Пленное семейство неукротимого хана было послано в придачу к главному пленнику Мамет-Кулу.

В Москве приняли их ласково, одарили, успокоили несчастных, отпустили им богатые кормы и всячески обласкали их.

Ждали еще одного желанного пленника-гостя. Ждали самого Кучума. Но он по-прежнему носился на свободе, неуловимый сын привольных, широких степей.

 

Глава 8

ГИБЕЛЬ КНЯЗЯ СИБИРСКОГО

 

Жестоко отомстили казаки за гибель Кольца и сорока товарищей.

Прогнали и побили татар — и снова все стихло. Снова мирно зажила крошечная горсточка оставшихся победителей в завоеванном Искере. Уже совсем ничтожное число осталось в живых от былой грозной дружины. Лишь полторы сотни из 840 осталось. Остальные частью на поле брани полегли, частью уснули вечным сном под ножами убийц-предателей, частью умерли от тифа и цинги. Но оставшиеся в живых еще более, еще теснее сплотились, готовые умереть друг за друга, готовые в огонь и в воду идти за товарищей своих…

Знойный день 5-го августа. Хоть и лето на исходе, а парит так, словно жаркий июль на дворе. В Сибири бывают такие дни, колкие, смутные от зноя, душные, без влаги и росы. Степь накалилась, замерла, пожелтела. Ни шелохнет, ни дрогнет ветерок. Зноем пышет небо. На нем темные облачка подымаются медленно, тяжело. Застилается прозрачная синева и не видно почти что голубых промежутков за темными серыми тучами.

— Гроза будет, — говорит Алеша, глядя угрюмо на небо, придвинувшееся своими тучами к земле.

Он только что вышел за вал с женою, чтобы пройтись до дождя вдоль глубокого замета к тому клочку землицы, которым пожаловал его Ермак и где теперь проворно собирали сжатые снопы рабочие остяки, торопясь унести их с поля до дождя.

Молодая княгиня была против обыкновения печальна и грустна в этот душный день. Она рассеянно поглядывала то на степь затуманенным взором, то на небо, грозно хмурившееся над землей. От молодого князя не укрылось это неспокойное состояние жены.
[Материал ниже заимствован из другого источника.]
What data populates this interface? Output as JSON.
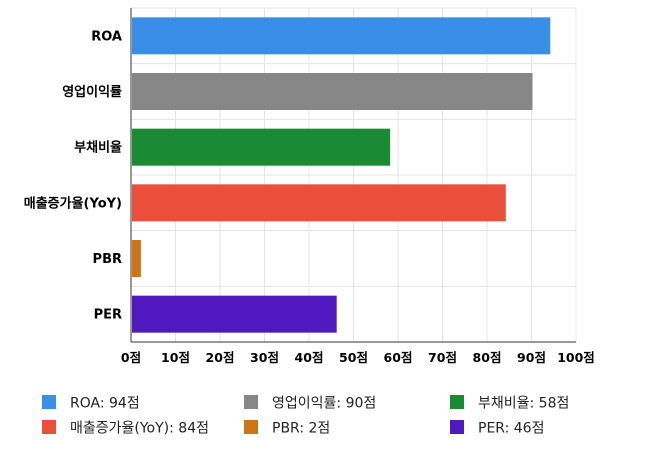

Он хорошо знал свою Танюшу, знал, как неутомимо хаживала за больными и ранеными с Агашей его княгиня, знал, как бесстрашна была она во все время осады, принося пищу осажденным к засеке, и не мог понять, почему вдруг приуныла она.

— Что с тобой приключилось, пташка моя, голубка моя, лебедка белоснежная? — ласково спросил Алексей жену.

— Я сама в толк не возьму, Алешенька, а только тошно мне, дружочек, так-то тошно, — тихим, упавшим голосом отвечала Таня. — Добро бы недужилось, аль сон какой худой видала… Ништо… А вот сосет мою душу штой-то… И чудится, быдто кто толкает уйти отселе, а кто и зачем не ведаю…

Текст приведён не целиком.